U.S. financial markets were little moved by the data. In another report, the Labor Department said import prices fell 0.4 percent last month after decreasing 0.3 percent in October. Import prices have dropped in 15 of the last 17 months, and were down 9.4 percent in the 12 months through November.
Dollar strength and a sharp decline in oil prices have dampened inflation, leaving it running well below the Federal Reserve's 2 percent target.
But there are hopes that labor market tightness will spur faster wage growth and gradually push inflation toward its target. The government reported last week that the economy added 211,000 jobs last month, keeping the unemployment rate at a 7-1/2-year low of 5.0 percent.
Last month, imported petroleum prices fell 2.5 percent after rising 0.4 percent in October.

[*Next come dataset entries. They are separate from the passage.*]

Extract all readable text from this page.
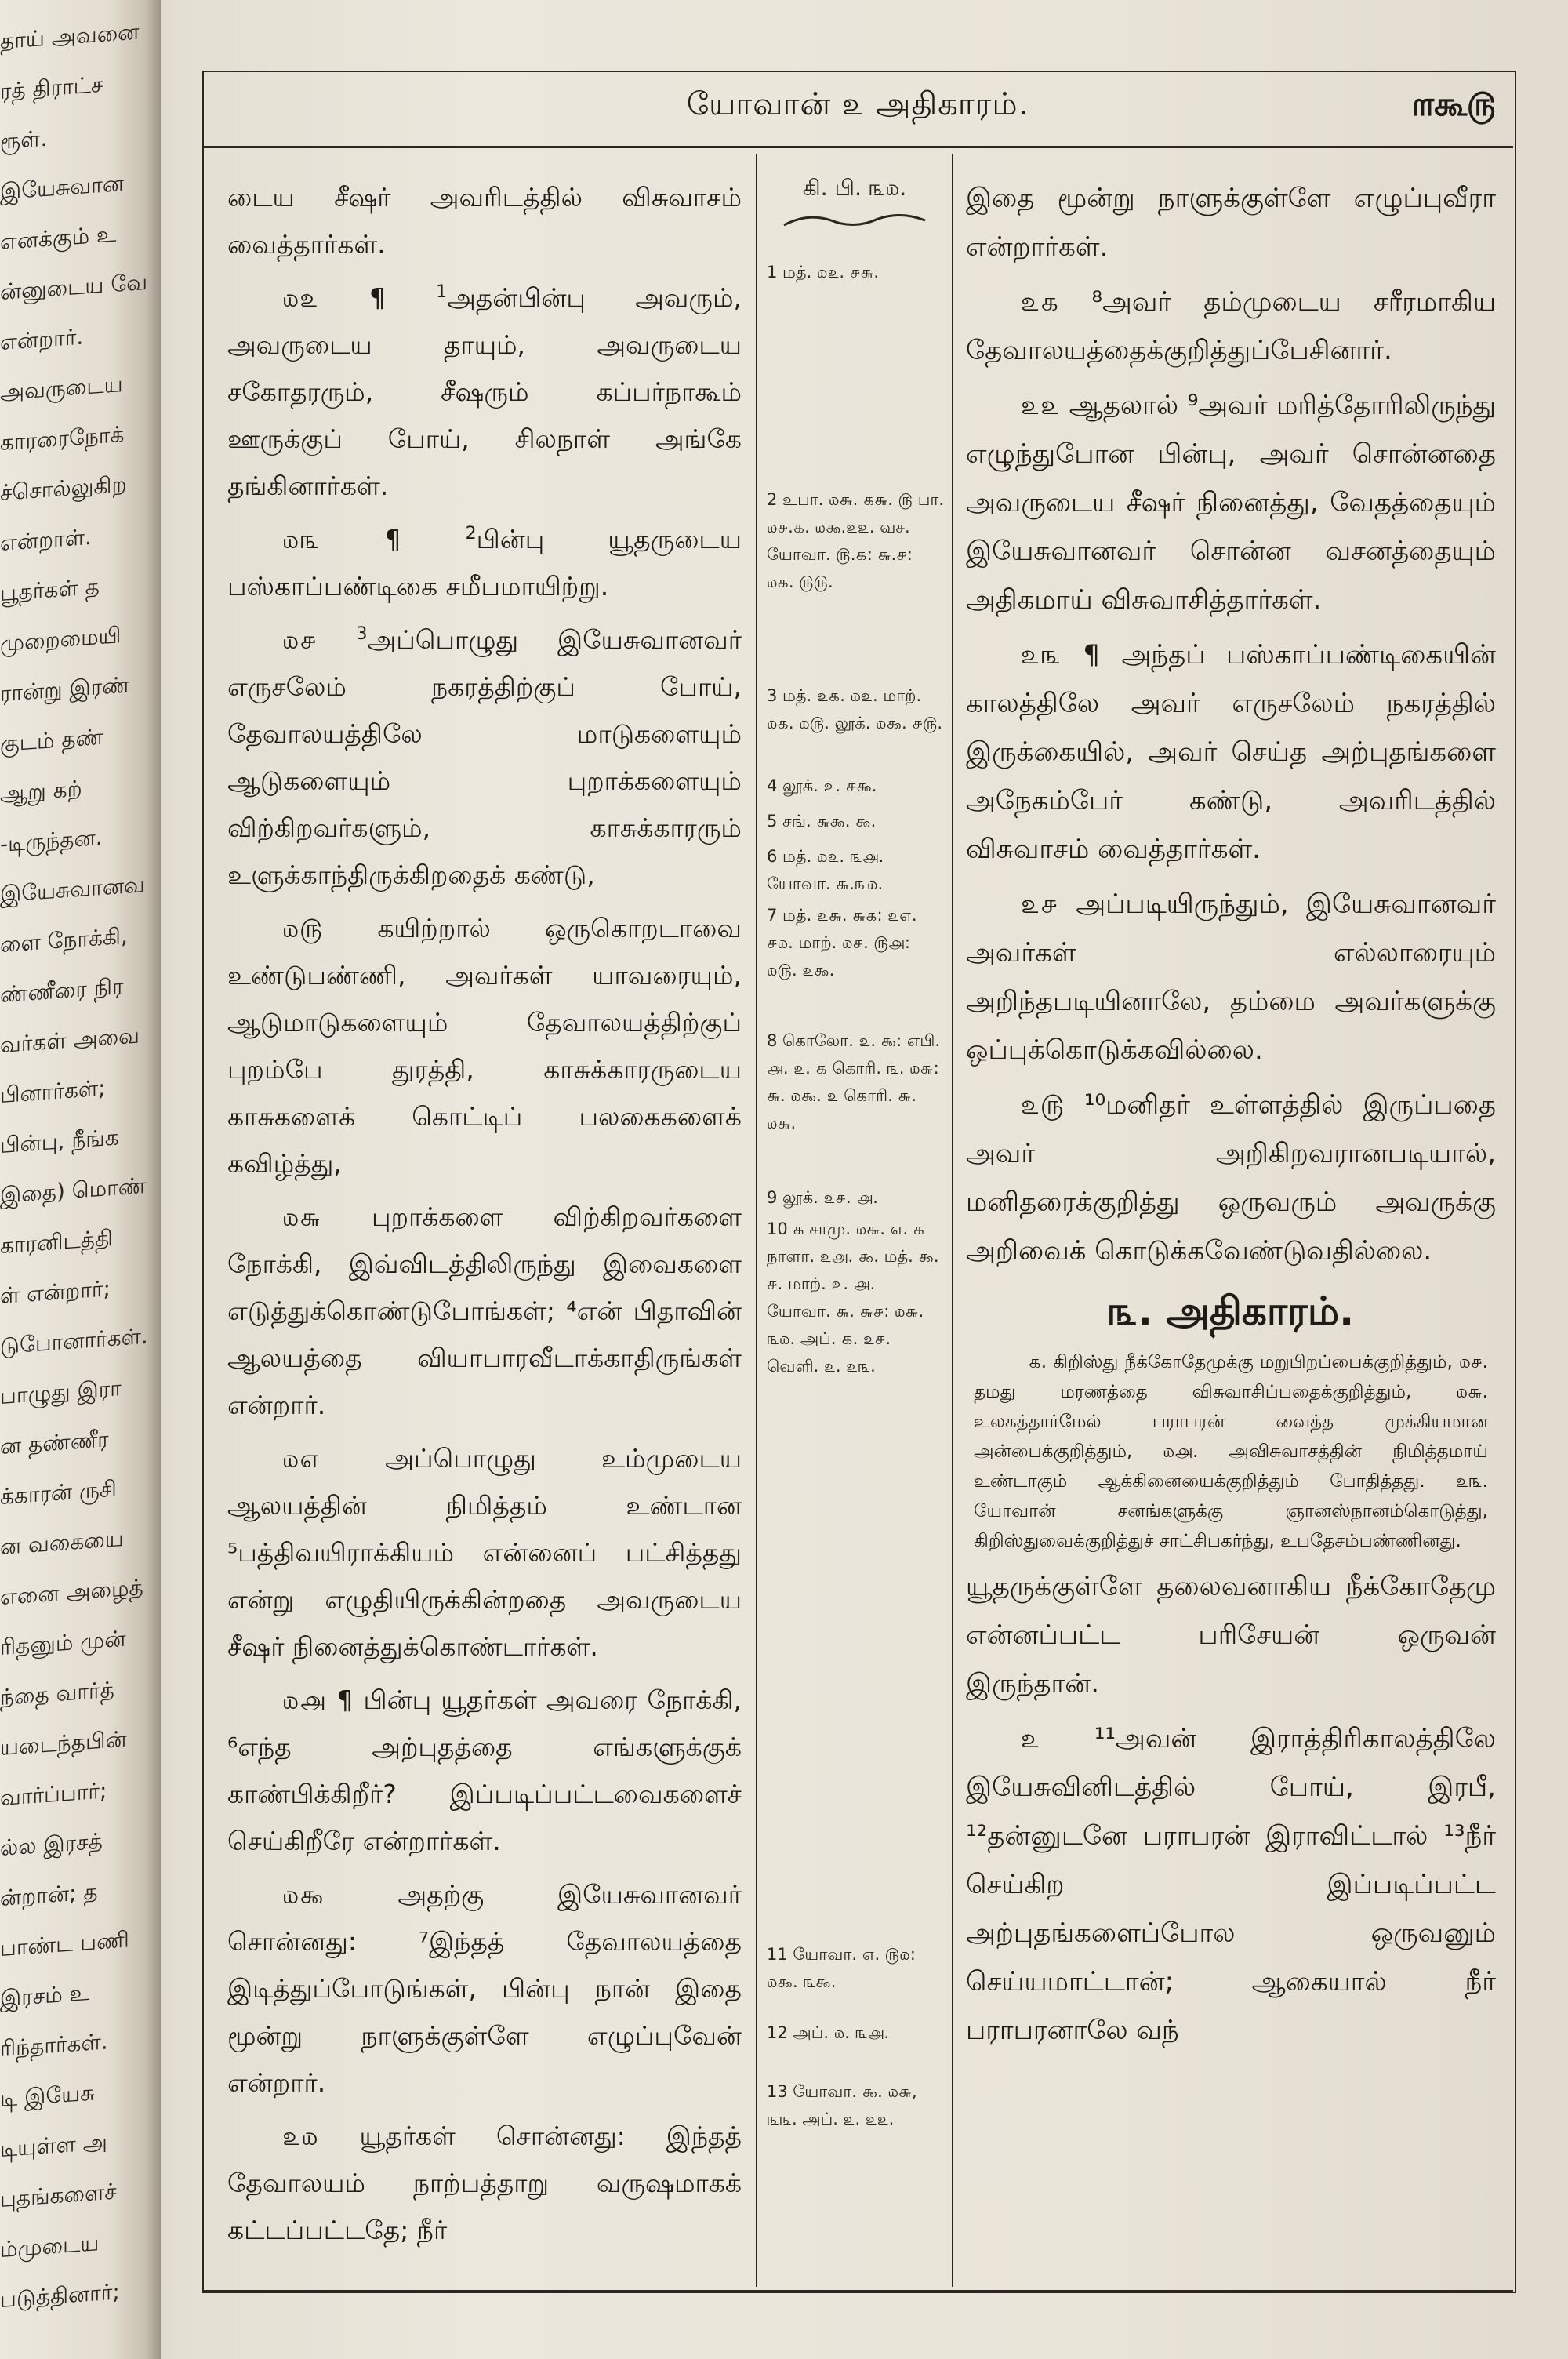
தாய் அவனை
ரத் திராட்ச
ரூள்.
இயேசுவான
எனக்கும் உ
ன்னுடைய வே
என்றார்.
அவருடைய
காரரைநோக்
ச்சொல்லுகிற
என்றாள்.
பூதர்கள் த
முறைமையி
ரான்று இரண்
குடம் தண்
ஆறு கற்
-டிருந்தன.
இயேசுவானவ
ளை நோக்கி,
ண்ணீரை நிர
வர்கள் அவை
பினார்கள்;
பின்பு, நீங்க
இதை) மொண்
காரனிடத்தி
ள் என்றார்;
டுபோனார்கள்.
பாழுது இரா
ன தண்ணீர
க்காரன் ருசி
ன வகையை
எனை அழைத்
ரிதனும் முன்
ந்தை வார்த்
யடைந்தபின்
வார்ப்பார்;
ல்ல இரசத்
ன்றான்; த
பாண்ட பணி
இரசம் உ
ரிந்தார்கள்.
டி இயேசு
டியுள்ள அ
புதங்களைச்
ம்முடைய
படுத்தினார்;
யோவான் ௨ அதிகாரம்.	௱கூ௫

டைய சீஷர் அவரிடத்தில் விசுவாசம் வைத்தார்கள்.

௰௨ ¶	$^1$அதன்பின்பு அவரும், அவருடைய தாயும், அவருடைய சகோதரரும், சீஷரும் கப்பர்நாகூம் ஊருக்குப் போய், சிலநாள் அங்கே தங்கினார்கள்.

௰௩ ¶	$^2$பின்பு யூதருடைய பஸ்காப்பண்டிகை சமீபமாயிற்று.

௰௪ $^3$அப்பொழுது இயேசுவானவர் எருசலேம் நகரத்திற்குப் போய், தேவாலயத்திலே மாடுகளையும் ஆடுகளையும் புறாக்களையும் விற்கிறவர்களும், காசுக்காரரும் உளுக்காந்திருக்கிறதைக் கண்டு,

௰௫ கயிற்றால் ஒருகொறடாவை உண்டுபண்ணி, அவர்கள் யாவரையும், ஆடுமாடுகளையும் தேவாலயத்திற்குப் புறம்பே துரத்தி, காசுக்காரருடைய காசுகளைக் கொட்டிப் பலகைகளைக் கவிழ்த்து,

௰௬ புறாக்களை விற்கிறவர்களை நோக்கி, இவ்விடத்திலிருந்து இவைகளை எடுத்துக்கொண்டுபோங்கள்; ⁴என் பிதாவின் ஆலயத்தை வியாபாரவீடாக்காதிருங்கள் என்றார்.

௰௭	அப்பொழுது உம்முடைய ஆலயத்தின் நிமித்தம் உண்டான ⁵பத்திவயிராக்கியம் என்னைப் பட்சித்தது என்று எழுதியிருக்கின்றதை அவருடைய சீஷர் நினைத்துக்கொண்டார்கள்.

௰௮ ¶ பின்பு யூதர்கள் அவரை நோக்கி, ⁶எந்த அற்புதத்தை எங்களுக்குக் காண்பிக்கிறீர்? இப்படிப்பட்டவைகளைச் செய்கிறீரே என்றார்கள்.

௰௯	அதற்கு இயேசுவானவர் சொன்னது: ⁷இந்தத் தேவாலயத்தை இடித்துப்போடுங்கள், பின்பு நான் இதை மூன்று நாளுக்குள்ளே எழுப்புவேன் என்றார்.

௨௰ யூதர்கள் சொன்னது: இந்தத் தேவாலயம் நாற்பத்தாறு வருஷமாகக் கட்டப்பட்டதே; நீர்

கி. பி. ௩௰.
1 மத். ௰௨. ௪௬.
2 உபா. ௰௬. ௧௬. ௫ பா. ௰௪.௧. ௰௯.௨௨. வச. யோவா. ௫.௧: ௬.௪: ௰௧. ௫௫.
3 மத். ௨௧. ௰௨. மாற். ௰௧. ௰௫. லூக். ௰௯. ௪௫.
4 லூக். ௨. ௪௯.
5 சங். ௬௯. ௯.
6 மத். ௰௨. ௩௮. யோவா. ௬.௩௰.
7 மத். ௨௬. ௬௧: ௨௭. ௪௰. மாற். ௰௪. ௫௮: ௰௫. ௨௯.
8 கொலோ. ௨. ௯: எபி. ௮. ௨. ௧ கொரி. ௩. ௰௬: ௬. ௰௯. ௨ கொரி. ௬. ௰௬.
9 லூக். ௨௪. ௮.
10 ௧ சாமு. ௰௬. ௭. ௧ நாளா. ௨௮. ௯. மத். ௯. ௪. மாற். ௨. ௮. யோவா. ௬. ௬௪: ௰௬. ௩௰. அப். ௧. ௨௪. வெளி. ௨. ௨௩.
11 யோவா. ௭. ௫௰: ௰௯. ௩௯.
12 அப். ௰. ௩௮.
13 யோவா. ௯. ௰௬, ௩௩. அப். ௨. ௨௨.

இதை மூன்று நாளுக்குள்ளே எழுப்புவீரா என்றார்கள்.

௨௧ ⁸அவர் தம்முடைய சரீரமாகிய தேவாலயத்தைக்குறித்துப்பேசினார்.

௨௨ ஆதலால் ⁹அவர் மரித்தோரிலிருந்து எழுந்துபோன பின்பு, அவர் சொன்னதை அவருடைய சீஷர் நினைத்து, வேதத்தையும் இயேசுவானவர் சொன்ன வசனத்தையும் அதிகமாய் விசுவாசித்தார்கள்.

௨௩ ¶ அந்தப் பஸ்காப்பண்டிகையின் காலத்திலே அவர் எருசலேம் நகரத்தில் இருக்கையில், அவர் செய்த அற்புதங்களை அநேகம்பேர் கண்டு, அவரிடத்தில் விசுவாசம் வைத்தார்கள்.

௨௪ அப்படியிருந்தும், இயேசுவானவர் அவர்கள் எல்லாரையும் அறிந்தபடியினாலே, தம்மை அவர்களுக்கு ஒப்புக்கொடுக்கவில்லை.

௨௫ ¹⁰மனிதர் உள்ளத்தில் இருப்பதை அவர் அறிகிறவரானபடியால், மனிதரைக்குறித்து ஒருவரும் அவருக்கு அறிவைக் கொடுக்கவேண்டுவதில்லை.

௩. அதிகாரம்.

௧. கிறிஸ்து நீக்கோதேமுக்கு மறுபிறப்பைக்குறித்தும், ௰௪. தமது மரணத்தை விசுவாசிப்பதைக்குறித்தும், ௰௬. உலகத்தார்மேல் பராபரன் வைத்த முக்கியமான அன்பைக்குறித்தும், ௰௮. அவிசுவாசத்தின் நிமித்தமாய் உண்டாகும் ஆக்கினையைக்குறித்தும் போதித்தது. ௨௩. யோவான் சனங்களுக்கு ஞானஸ்நானம்கொடுத்து, கிறிஸ்துவைக்குறித்துச் சாட்சிபகர்ந்து, உபதேசம்பண்ணினது.

யூதருக்குள்ளே தலைவனாகிய நீக்கோதேமு என்னப்பட்ட பரிசேயன் ஒருவன் இருந்தான்.

௨ ¹¹அவன் இராத்திரிகாலத்திலே இயேசுவினிடத்தில் போய், இரபீ, ¹²தன்னுடனே பராபரன் இராவிட்டால் ¹³நீர் செய்கிற இப்படிப்பட்ட அற்புதங்களைப்போல ஒருவனும் செய்யமாட்டான்; ஆகையால் நீர் பராபரனாலே வந்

Further weakness is likely following a recent slump in oil prices to seven-year lows.
"We expect import prices to decline further over the medium term as the effects of past dollar appreciation continue to weigh on prices," said Rob Martin, an economist at Barclays in New York. "Ongoing economic weakness in many emerging markets combined with the recent further declines in commodity prices is likely to keep import prices from emerging markets declining for some time."
The dollar has gained 18 percent against the currencies of the United States' main trading partners since June 2014, making imports less expensive. Prices for Chinese imports fell 0.3 percent and were down 1.5 percent over the last 12 months, the biggest year-over-year decline since January 2010. Import prices excluding petroleum slipped 0.3 percent last month after falling 0.4 percent in October. Imported food declined for a third straight month.
The report also showed export prices decreased 0.6 percent last month after slipping 0.2 percent in October. They were down 6.3 percent in the 12 months through November.